I grew up on Eastern Long Island to a hippie Jewish family. My relatives were culturally Jewish intellectuals from the Lower East Side. I didn’t have a bat mitzvah and no one in my family went to synagogue regularly. Being Jewish didn’t mean much to me outside of eating latkes occasionally and listening to corporate lawyers praise Marx. My grandfather and his brothers were the children of immigrants living in poverty. Their experiences of being Jewish in New York involved getting beaten up everyday and desperately wanting to assimilate into WASP-y America. My mother associated Judaism with patriarchy and rabbis telling her what to do as a child. And so I was raised without much formal Judaism. I only learned later how much my identity was shaped by being Jewish.
Due to my skin color, I have white privilege with law enforcement, with authority figures, in job interviews. Despite my obvious Jewish features, a casual glance won’t necessarily show my differentness to someone. I have never had trouble finding make up or buying nude colored things to match my skin. I did not grow up in fear that my brother or father would be shot by law enforcement, and “routine traffic stop” wasn’t a scary phrase.
Whiteness and inclusion are about more than white skin privilege though.

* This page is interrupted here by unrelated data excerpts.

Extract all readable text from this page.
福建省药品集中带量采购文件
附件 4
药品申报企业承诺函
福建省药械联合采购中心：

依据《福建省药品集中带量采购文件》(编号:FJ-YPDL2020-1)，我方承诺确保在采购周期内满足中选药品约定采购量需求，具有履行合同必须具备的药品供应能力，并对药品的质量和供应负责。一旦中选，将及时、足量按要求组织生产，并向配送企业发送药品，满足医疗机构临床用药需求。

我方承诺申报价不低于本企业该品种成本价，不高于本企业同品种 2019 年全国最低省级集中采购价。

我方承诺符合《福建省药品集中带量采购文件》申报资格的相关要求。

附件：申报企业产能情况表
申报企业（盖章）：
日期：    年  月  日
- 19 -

What of the privilege of safety? The privilege and entitlement of full belonging in society?
As an adult, I see the influence of my Jewish heritage in my childhood much stronger than I ever knew. There was no time in my life that I didn’t know what Zyklon B was. As a child I read Maus by Art Spiegelman over and over again until the pages started falling out. The immigrant stories passed down were ones of violence and pogroms. My mother always warned me not to put my religion on any official government documents.

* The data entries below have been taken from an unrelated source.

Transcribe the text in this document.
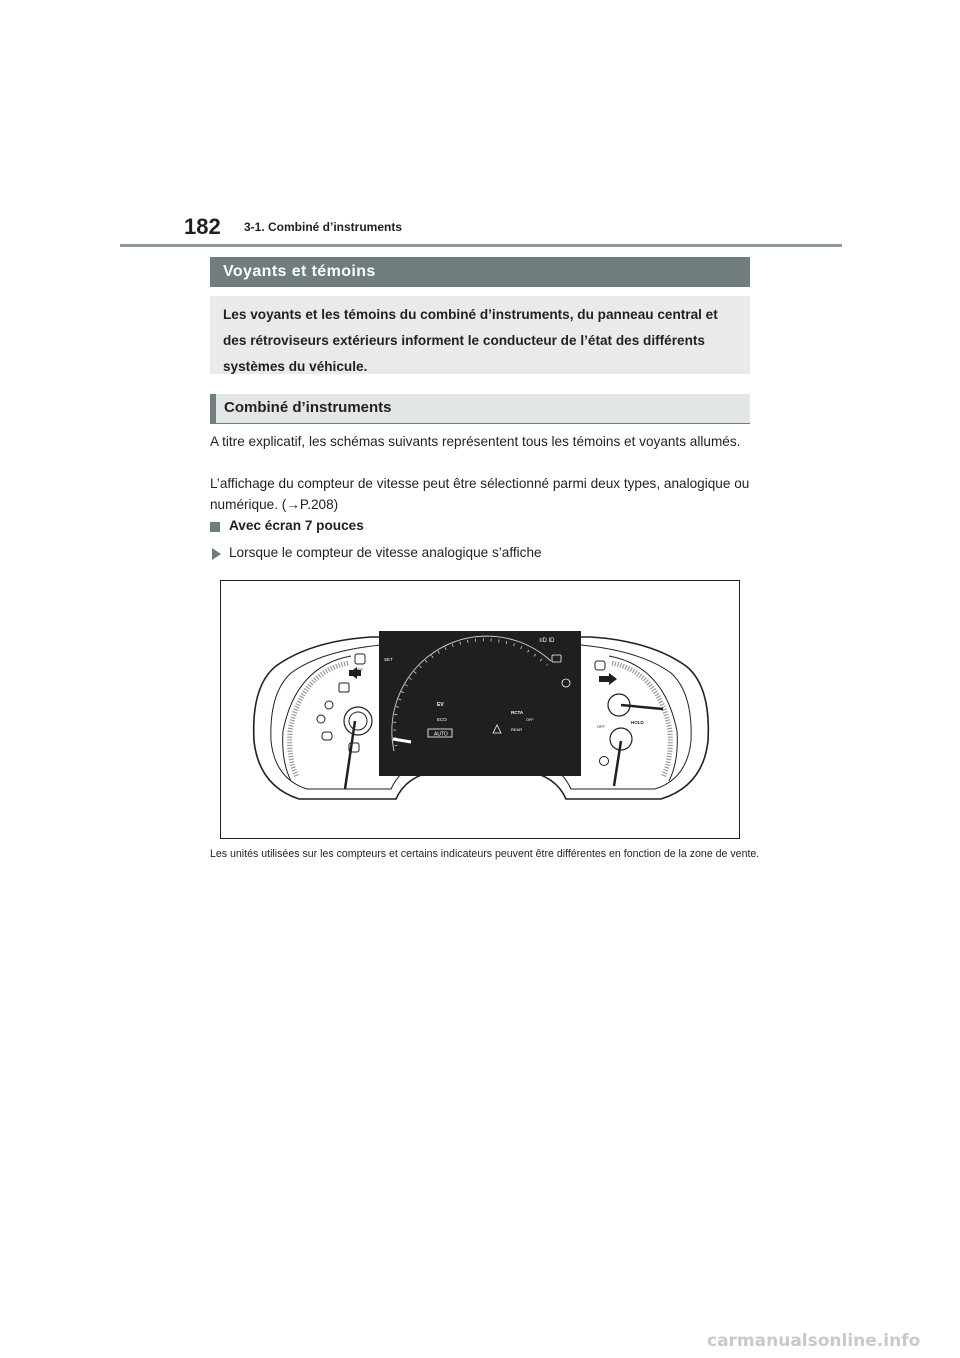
182 3-1. Combiné d’instruments
Voyants et témoins
Les voyants et les témoins du combiné d’instruments, du panneau central et des rétroviseurs extérieurs informent le conducteur de l’état des différents systèmes du véhicule.
Combiné d’instruments

A titre explicatif, les schémas suivants représentent tous les témoins et voyants allumés.

L’affichage du compteur de vitesse peut être sélectionné parmi deux types, analogique ou numérique. (→P.208)

Avec écran 7 pouces
Lorsque le compteur de vitesse analogique s’affiche
OFF
SET
EV
ECO
AUTO
RCTA
REAR
OFF
≡D ID
HOLD
OFF

Les unités utilisées sur les compteurs et certains indicateurs peuvent être différentes en fonction de la zone de vente.

carmanualsonline.info
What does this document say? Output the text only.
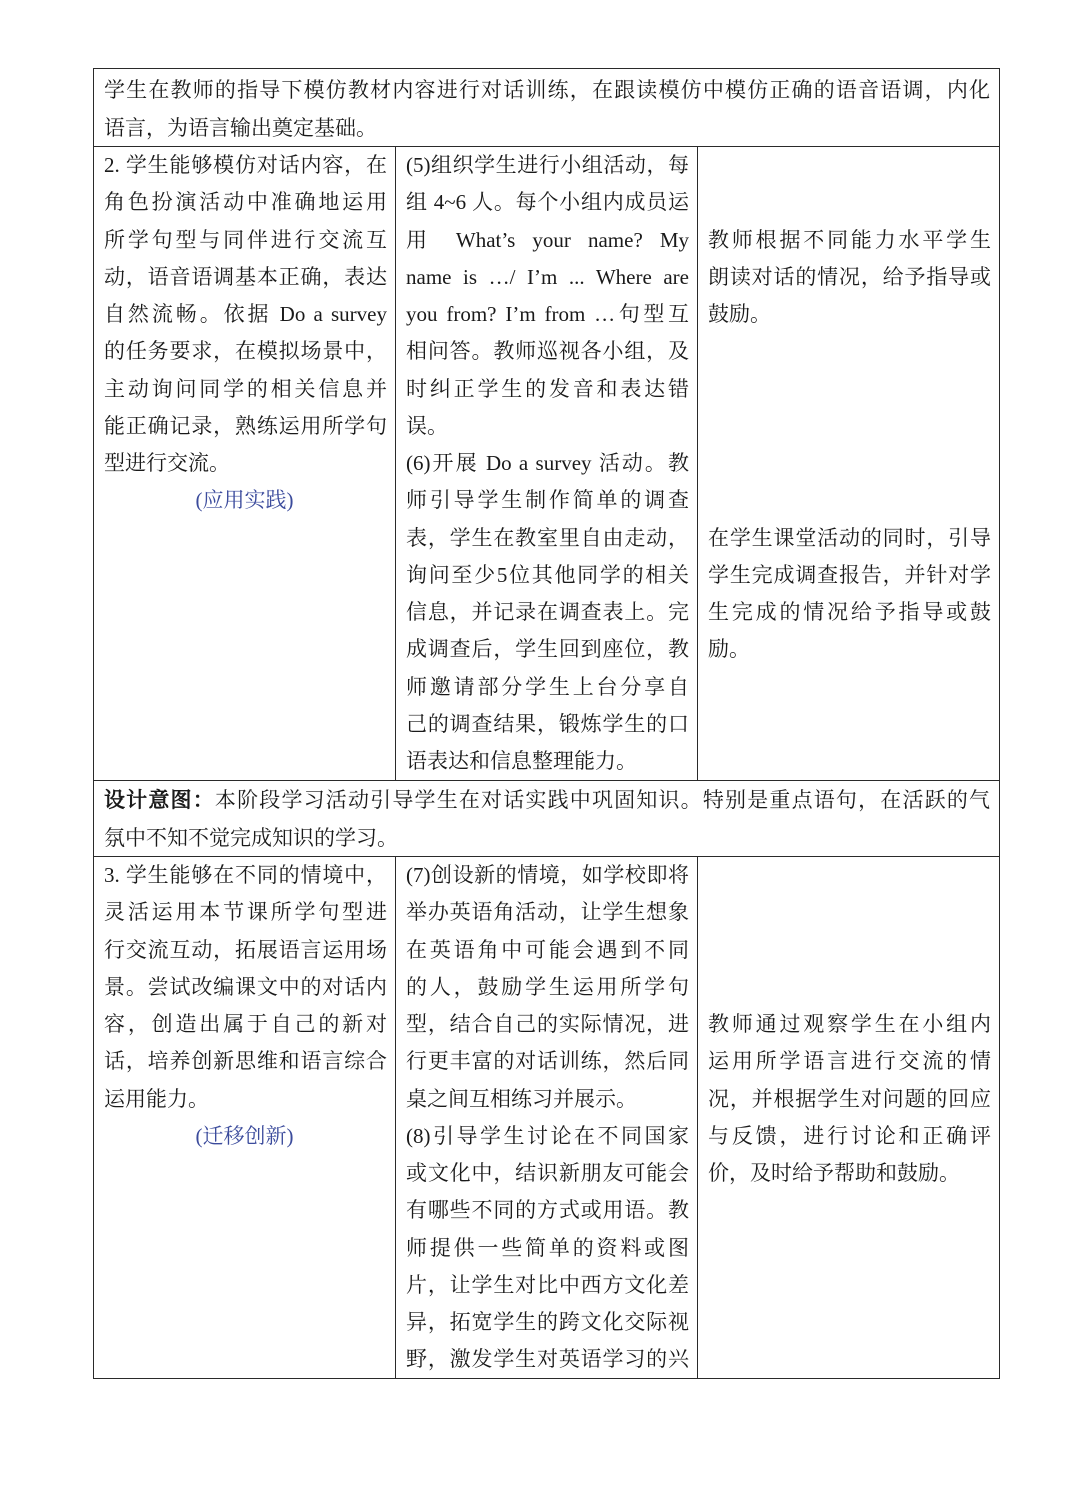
学生在教师的指导下模仿教材内容进行对话训练，在跟读模仿中模仿正确的语音语调，内化
语言，为语言输出奠定基础。
2. 学生能够模仿对话内容，在
角色扮演活动中准确地运用
所学句型与同伴进行交流互
动，语音语调基本正确，表达
自然流畅。依据 Do a survey
的任务要求，在模拟场景中，
主动询问同学的相关信息并
能正确记录，熟练运用所学句
型进行交流。
(应用实践)
(5)组织学生进行小组活动，每
组 4~6 人。每个小组内成员运
用 What’s your name? My
name is …/ I’m ... Where are
you from? I’m from …句型互
相问答。教师巡视各小组，及
时纠正学生的发音和表达错
误。
(6)开展 Do a survey 活动。教
师引导学生制作简单的调查
表，学生在教室里自由走动，
询问至少5位其他同学的相关
信息，并记录在调查表上。完
成调查后，学生回到座位，教
师邀请部分学生上台分享自
己的调查结果，锻炼学生的口
语表达和信息整理能力。
教师根据不同能力水平学生
朗读对话的情况，给予指导或
鼓励。
在学生课堂活动的同时，引导
学生完成调查报告，并针对学
生完成的情况给予指导或鼓
励。
设计意图：本阶段学习活动引导学生在对话实践中巩固知识。特别是重点语句，在活跃的气
氛中不知不觉完成知识的学习。
3. 学生能够在不同的情境中，
灵活运用本节课所学句型进
行交流互动，拓展语言运用场
景。尝试改编课文中的对话内
容，创造出属于自己的新对
话，培养创新思维和语言综合
运用能力。
(迁移创新)
(7)创设新的情境，如学校即将
举办英语角活动，让学生想象
在英语角中可能会遇到不同
的人，鼓励学生运用所学句
型，结合自己的实际情况，进
行更丰富的对话训练，然后同
桌之间互相练习并展示。
(8)引导学生讨论在不同国家
或文化中，结识新朋友可能会
有哪些不同的方式或用语。教
师提供一些简单的资料或图
片，让学生对比中西方文化差
异，拓宽学生的跨文化交际视
野，激发学生对英语学习的兴
教师通过观察学生在小组内
运用所学语言进行交流的情
况，并根据学生对问题的回应
与反馈，进行讨论和正确评
价，及时给予帮助和鼓励。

As a child, I thought my mother was being paranoid, but as an adult I see that she was giving me the lessons all children from marginalized groups must learn. We are taught our history and differences as a form of protection. Most Jewish children learn about the Holocaust early in life, and that history often shapes them indelibly. The knowledge that society has turned on us before and could again is a reminder not to get too complacent. Learning the coded dog whistles of anti-Semitism is a survival mechanism for diaspora Jews.
While living in London, I had my first experiences of being treated as something strange and exotic. I have felt the same conspicuousness when traveling to other parts of the US. My white skin does not protect me from being read as different and excluded from who is considered “normal.” During my time in London, I found myself in a park in the middle of an anti-Israel parade, during which people started to chase me after they read me as Jewish. I don’t know exactly what about my appearance made this group start to chase me — if it was my prominent Jewish nose, my large frizzy hair, or my fearful expression as I watched the parade. I learned I didn’t need to put my religion on my passport for my Jewishness to put me in danger.
I undoubtedly have white skin privilege, but that privilege does not protect me completely or make me pass for a fully accepted “white” American. As a “white” Ashkenazi Jew, I am obviously speaking of my experience with white privilege but this piece doesn’t begin to address the intersectional feelings and oppressions of Jews of color.
In the current American climate, Jewish identity has been put to the test in new ways.
White skin privilege without the privilege of full safety or inclusion puts Jews at a particularly strange intersection of the current political moment. On the right, we are being attacked and excluded from mainstream American because we are not “white” enough — just this past weekend, nineteen swastikas were spray-painted on the JCC in Northern Virginia. On the left, our concerns are dismissed and our oppression erased because it is assumed we are privileged and powerful and fully assimilated.
Are we unsafe enough yet, for us to start paying attention?